Fanno un certo effetto le prime quattro pagine del più recente numero di “Robinson” (24 dicembre), l’inserto culturale della Repubblica, firmate (come tre quarti della copertina) dal direttore Maurizio Molinari e dedicate a un’intervista con il sociologo e filosofo francese Edgar Morin, che è sicuramente un “testimone del secolo”, e l’8 luglio ha compiuto appunto cent’anni, «Tanti auguri Europa». Undici domande e, ovviamente, altrettante risposte. E alla fine (la firma è all’inizio), una riga in corsivo: «Traduzione di Monica Rita Bedana e Fabio Galimberti». Ma cosa è successo: il direttore di Repubblica non conosce l’italiano, ed ha bisogno di farsi tradurre? Non credo, verrebbe da escluderlo. E allora?

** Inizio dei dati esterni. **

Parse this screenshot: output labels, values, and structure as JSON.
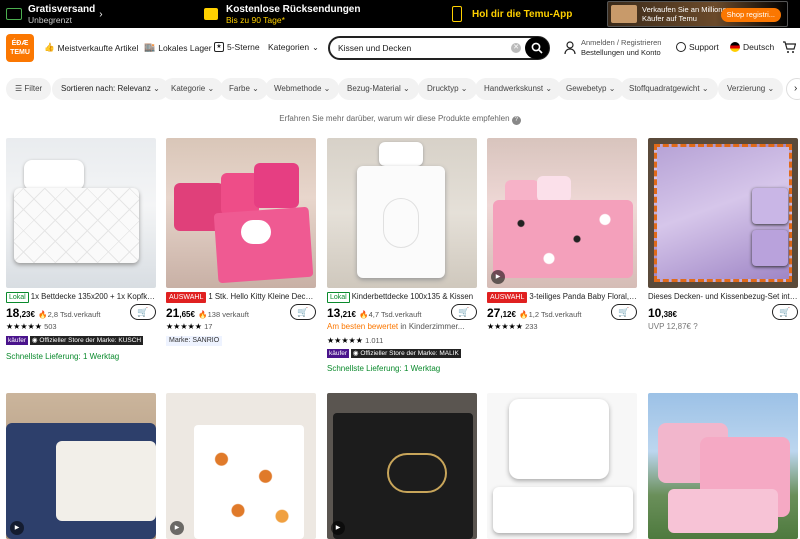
{
  "topbar": {
    "free_shipping": "Gratisversand",
    "unlimited": "Unbegrenzt",
    "free_returns": "Kostenlose Rücksendungen",
    "return_days": "Bis zu 90 Tage*",
    "app_promo": "Hol dir die Temu-App",
    "ad_text_line1": "Verkaufen Sie an Millionen",
    "ad_text_line2": "Käufer auf Temu",
    "ad_button": "Shop registri..."
  },
  "header": {
    "logo_line1": "ÉĐÆ",
    "logo_line2": "TEMU",
    "bestsellers": "Meistverkaufte Artikel",
    "local_stock": "Lokales Lager",
    "five_stars": "5-Sterne",
    "categories": "Kategorien",
    "search_value": "Kissen und Decken",
    "account_line1": "Anmelden / Registrieren",
    "account_line2": "Bestellungen und Konto",
    "support": "Support",
    "language": "Deutsch"
  },
  "filters": [
    "Filter",
    "Sortieren nach: Relevanz",
    "Kategorie",
    "Farbe",
    "Webmethode",
    "Bezug-Material",
    "Drucktyp",
    "Handwerkskunst",
    "Gewebetyp",
    "Stoffquadratgewicht",
    "Verzierung"
  ],
  "info_text": "Erfahren Sie mehr darüber, warum wir diese Produkte empfehlen",
  "products": [
    {
      "tag": "Lokal",
      "tag_type": "l",
      "title": "1x Bettdecke 135x200 + 1x Kopfkissen",
      "price_int": "18",
      "price_dec": ",23€",
      "sold": "2,8 Tsd.verkauft",
      "stars": "★★★★★",
      "reviews": "503",
      "badge1": "käufer",
      "badge2": "◉ Offizieller Store der Marke: KUSCH",
      "delivery": "Schnellste Lieferung: 1 Werktag"
    },
    {
      "tag": "AUSWAHL",
      "tag_type": "a",
      "title": "1 Stk. Hello Kitty Kleine Decke, ...",
      "price_int": "21",
      "price_dec": ",65€",
      "sold": "138 verkauft",
      "stars": "★★★★★",
      "reviews": "17",
      "brand": "Marke: SANRIO"
    },
    {
      "tag": "Lokal",
      "tag_type": "l",
      "title": "Kinderbettdecke 100x135 & Kissen",
      "price_int": "13",
      "price_dec": ",21€",
      "sold": "4,7 Tsd.verkauft",
      "best_rated": "Am besten bewertet",
      "best_rated_in": "in Kinderzimmer...",
      "stars": "★★★★★",
      "reviews": "1.011",
      "badge1": "käufer",
      "badge2": "◉ Offizieller Store der Marke: MALIK",
      "delivery": "Schnellste Lieferung: 1 Werktag"
    },
    {
      "tag": "AUSWAHL",
      "tag_type": "a",
      "title": "3-teiliges Panda Baby Floral, ha...",
      "price_int": "27",
      "price_dec": ",12€",
      "sold": "1,2 Tsd.verkauft",
      "stars": "★★★★★",
      "reviews": "233"
    },
    {
      "tag": "",
      "tag_type": "",
      "title": "Dieses Decken- und Kissenbezug-Set integ...",
      "price_int": "10",
      "price_dec": ",38€",
      "uvp": "UVP 12,87€"
    }
  ],
  "colors": {
    "accent": "#fb7701",
    "green": "#0a8a2c",
    "red_tag": "#e02020"
  }
}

L’intervista non è di quelle che talora (una pessima prassi) vengono effettuate inviando a un interlocutore delle domande, spesso slegate tra loro e scarsamente consequenziali l’una all’altra: qui, il discorso fila bene, un dialogo sembra proprio esserci stato. Anche perché l’intervistatore ringrazia l’intervistato per il «suo modo di sorridere»: se l’ha apprezzato, deve averlo visto. Non descrive il luogo in cui si è svolta la chiacchierata, forse perché lo schermo di un computer non ha bisogno di descrizioni, ma, insomma, si sono parlati. Si può escludere che, per conversare con Morin, a Molinari servisse un traduttore simultaneo: non si può far torto alla conoscenza delle lingue di chi è stato corrispondente di importanti giornali in tante grandi capitali del mondo. Alla fine dell’articolo, tuttavia, c’è la firma di non uno, ma due traduttori: chi lo fa, per il giornale, abitualmente dal francese, e chi, a Torino, dirige la scuola in Italia dell’Università di Salamanca (ma che cosa c’entra lo spagnolo? Boh: non mettiamo troppa carne, e troppi dubbi, sul fuoco). E allora?

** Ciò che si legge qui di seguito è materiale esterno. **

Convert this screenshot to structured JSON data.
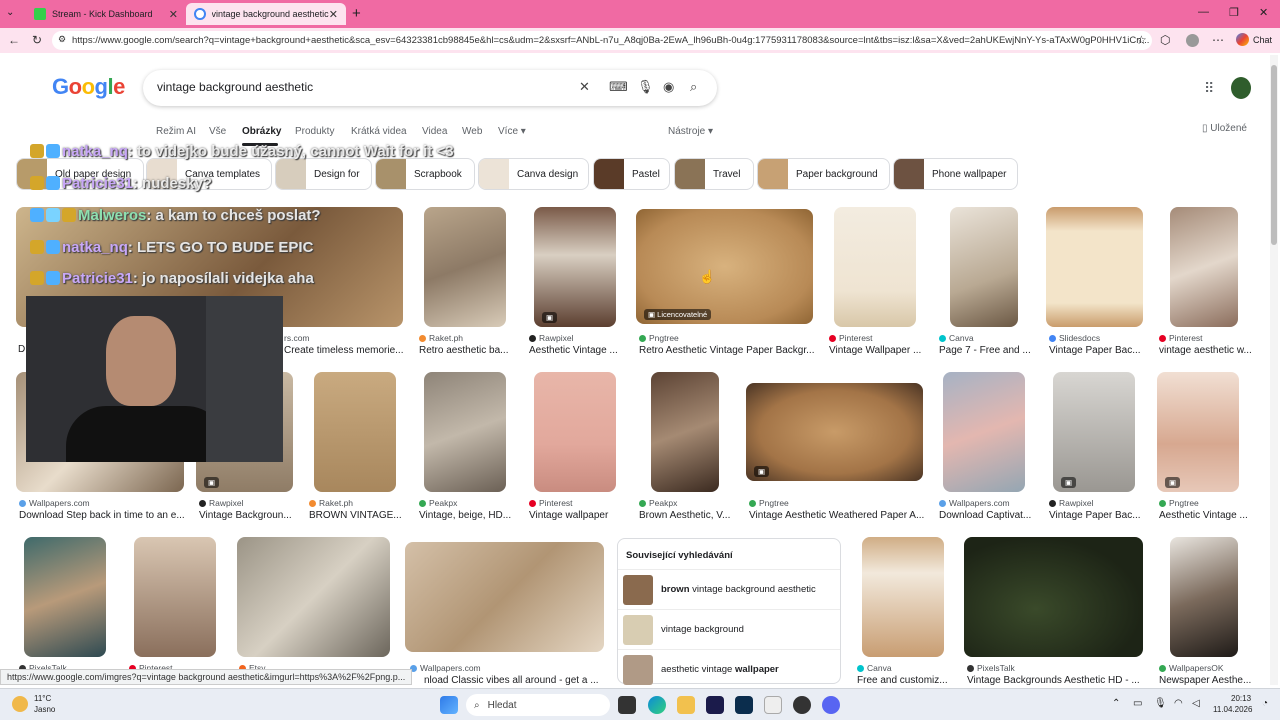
{
  "tabs": [
    {
      "label": "Stream - Kick Dashboard",
      "favicon_color": "#35d04b"
    },
    {
      "label": "vintage background aesthetic - Hle",
      "favicon_color": "#4285f4"
    }
  ],
  "address": {
    "url": "https://www.google.com/search?q=vintage+background+aesthetic&sca_esv=64323381cb98845e&hl=cs&udm=2&sxsrf=ANbL-n7u_A8qj0Ba-2EwA_lh96uBh-0u4g:1775931178083&source=lnt&tbs=isz:l&sa=X&ved=2ahUKEwjNnY-Ys-aTAxW0gP0HHV1iCn..."
  },
  "browser": {
    "chat_label": "Chat"
  },
  "search": {
    "query": "vintage background aesthetic"
  },
  "nav": {
    "items": [
      "Režim AI",
      "Vše",
      "Obrázky",
      "Produkty",
      "Krátká videa",
      "Videa",
      "Web",
      "Více"
    ],
    "tools": "Nástroje",
    "saved": "Uložené"
  },
  "chips": [
    "Old paper design",
    "Canva templates",
    "Design for",
    "Scrapbook",
    "Canva design",
    "Pastel",
    "Travel",
    "Paper background",
    "Phone wallpaper"
  ],
  "chat": [
    {
      "user": "natka_nq",
      "text": ": to videjko bude úžasný, cannot Wait for it <3"
    },
    {
      "user": "Patricie31",
      "text": ": nudesky?"
    },
    {
      "user": "Malweros",
      "text": ": a kam to chceš poslat?"
    },
    {
      "user": "natka_nq",
      "text": ": LETS GO TO BUDE EPIC"
    },
    {
      "user": "Patricie31",
      "text": ": jo naposílali videjka aha"
    }
  ],
  "row1": [
    {
      "source": "Raket.ph",
      "title": "Retro aesthetic ba..."
    },
    {
      "source": "Rawpixel",
      "title": "Aesthetic Vintage ..."
    },
    {
      "source": "Pngtree",
      "title": "Retro Aesthetic Vintage Paper Backgr...",
      "badge": "Licencovatelné"
    },
    {
      "source": "Pinterest",
      "title": "Vintage Wallpaper ..."
    },
    {
      "source": "Canva",
      "title": "Page 7 - Free and ..."
    },
    {
      "source": "Slidesdocs",
      "title": "Vintage Paper Bac..."
    },
    {
      "source": "Pinterest",
      "title": "vintage aesthetic w..."
    }
  ],
  "row1_partial": {
    "prefix": "D",
    "title": "Create timeless memorie...",
    "source_tail": "rs.com"
  },
  "row2": [
    {
      "source": "Wallpapers.com",
      "title": "Download Step back in time to an e..."
    },
    {
      "source": "Rawpixel",
      "title": "Vintage Backgroun..."
    },
    {
      "source": "Raket.ph",
      "title": "BROWN VINTAGE..."
    },
    {
      "source": "Peakpx",
      "title": "Vintage, beige, HD..."
    },
    {
      "source": "Pinterest",
      "title": "Vintage wallpaper"
    },
    {
      "source": "Peakpx",
      "title": "Brown Aesthetic, V..."
    },
    {
      "source": "Pngtree",
      "title": "Vintage Aesthetic Weathered Paper A..."
    },
    {
      "source": "Wallpapers.com",
      "title": "Download Captivat..."
    },
    {
      "source": "Rawpixel",
      "title": "Vintage Paper Bac..."
    },
    {
      "source": "Pngtree",
      "title": "Aesthetic Vintage ..."
    }
  ],
  "row3": [
    {
      "source": "PixelsTalk",
      "title": ""
    },
    {
      "source": "Pinterest",
      "title": ""
    },
    {
      "source": "Etsy",
      "title": ""
    },
    {
      "source": "Wallpapers.com",
      "title": "nload Classic vibes all around - get a ..."
    },
    {
      "source": "Canva",
      "title": "Free and customiz..."
    },
    {
      "source": "PixelsTalk",
      "title": "Vintage Backgrounds Aesthetic HD - ..."
    },
    {
      "source": "WallpapersOK",
      "title": "Newspaper Aesthe..."
    }
  ],
  "related": {
    "heading": "Související vyhledávání",
    "items": [
      {
        "bold": "brown",
        "rest": " vintage background aesthetic"
      },
      {
        "bold": "",
        "rest": "vintage background"
      },
      {
        "bold": "wallpaper",
        "pre": "aesthetic vintage "
      }
    ]
  },
  "status_url": "https://www.google.com/imgres?q=vintage background aesthetic&imgurl=https%3A%2F%2Fpng.p...",
  "taskbar": {
    "weather_temp": "11°C",
    "weather_desc": "Jasno",
    "search_placeholder": "Hledat",
    "time": "20:13",
    "date": "11.04.2026"
  }
}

Possiamo forse immaginare che cosa è successo. Appuntamento tra i due per un’intervista in videochiamata. Il direttore registra la conversazione, presumibilmente in francese. Poi però non si prende pena di sbobinare (è sempre una grande fatica), e consegna ai due traduttori (uno solo non bastava?) il risultato della chiacchierata, che questi provvederanno a rendere nella lingua di Dante. Insomma, soltanto la (nobile) fatica di parlarsi, e non anche quella (più stancante) di scriverne.

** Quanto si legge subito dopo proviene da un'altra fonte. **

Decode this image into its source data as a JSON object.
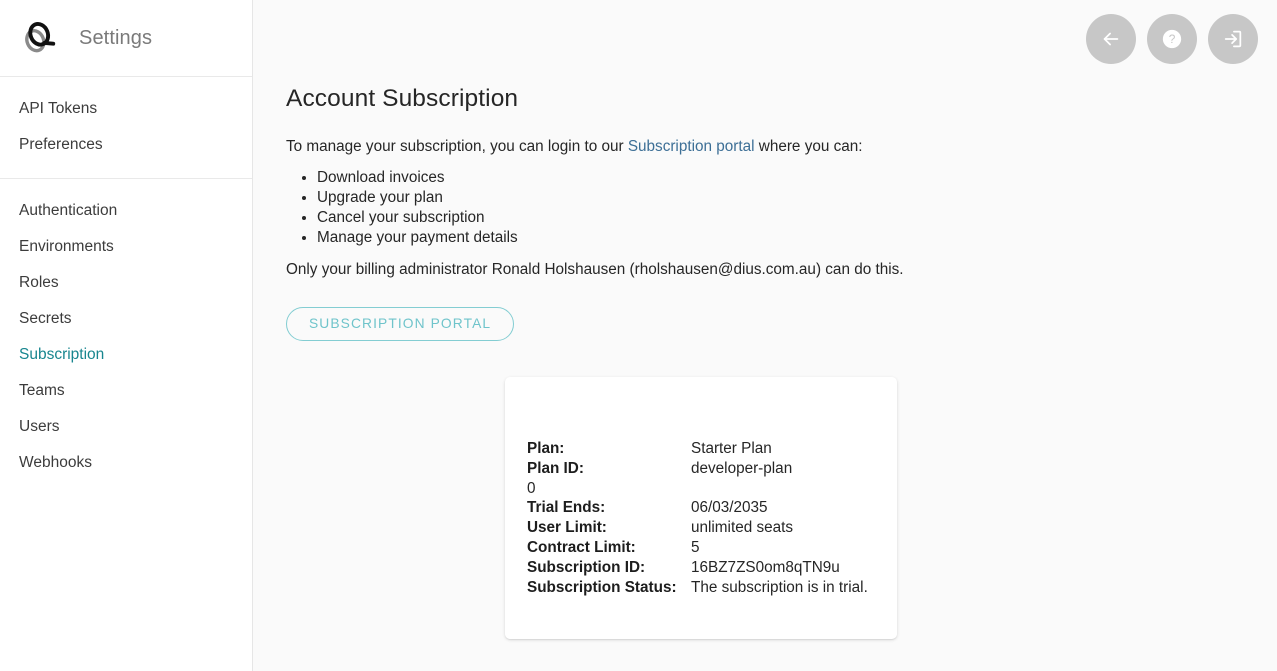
{
  "sidebar": {
    "logo_icon": "pact-swirl-logo-icon",
    "title": "Settings",
    "groups": [
      {
        "items": [
          {
            "label": "API Tokens",
            "active": false
          },
          {
            "label": "Preferences",
            "active": false
          }
        ]
      },
      {
        "items": [
          {
            "label": "Authentication",
            "active": false
          },
          {
            "label": "Environments",
            "active": false
          },
          {
            "label": "Roles",
            "active": false
          },
          {
            "label": "Secrets",
            "active": false
          },
          {
            "label": "Subscription",
            "active": true
          },
          {
            "label": "Teams",
            "active": false
          },
          {
            "label": "Users",
            "active": false
          },
          {
            "label": "Webhooks",
            "active": false
          }
        ]
      }
    ],
    "active_color": "#18868f"
  },
  "topbar": {
    "buttons": [
      {
        "name": "back-button",
        "icon": "arrow-left-icon"
      },
      {
        "name": "help-button",
        "icon": "question-mark-circle-icon"
      },
      {
        "name": "exit-button",
        "icon": "logout-arrow-into-box-icon"
      }
    ],
    "button_color": "#c7c7c7"
  },
  "main": {
    "title": "Account Subscription",
    "intro_before": "To manage your subscription, you can login to our ",
    "intro_link": "Subscription portal",
    "intro_after": " where you can:",
    "link_color": "#3d6f96",
    "benefits": [
      "Download invoices",
      "Upgrade your plan",
      "Cancel your subscription",
      "Manage your payment details"
    ],
    "billing_note": "Only your billing administrator Ronald Holshausen (rholshausen@dius.com.au) can do this.",
    "portal_button_label": "Subscription portal",
    "portal_button_color": "#6fc4cb"
  },
  "card": {
    "rows": [
      {
        "label": "Plan:",
        "value": "Starter Plan"
      },
      {
        "label": "Plan ID:",
        "value": "developer-plan"
      }
    ],
    "orphan_value": "0",
    "rows2": [
      {
        "label": "Trial Ends:",
        "value": "06/03/2035"
      },
      {
        "label": "User Limit:",
        "value": "unlimited seats"
      },
      {
        "label": "Contract Limit:",
        "value": "5"
      },
      {
        "label": "Subscription ID:",
        "value": "16BZ7ZS0om8qTN9u"
      },
      {
        "label": "Subscription Status:",
        "value": "The subscription is in trial."
      }
    ]
  }
}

Quando ero giovane, avevo imparato che in un feroce epigramma Ugo Foscolo si beffava di Vincenzo Monti: «Questi è Monti poeta e cavaliero, gran traduttor dei traduttor d’Omero». Forse, in questo caso, si potrebbe parafrasare con «il traduttor dei traduttor di Maurizio» (o di Edgar?). Ma anche con un «traduttor dei traduttor di Oh mero», nel senso di soltanto: i direttori, si sa, sono assai impegnati, e non devono sottoporsi a troppi sforzi; una bobina e via, altri di sicuro trascriverà, basta una firma, o anzi due, in calce all’articolo.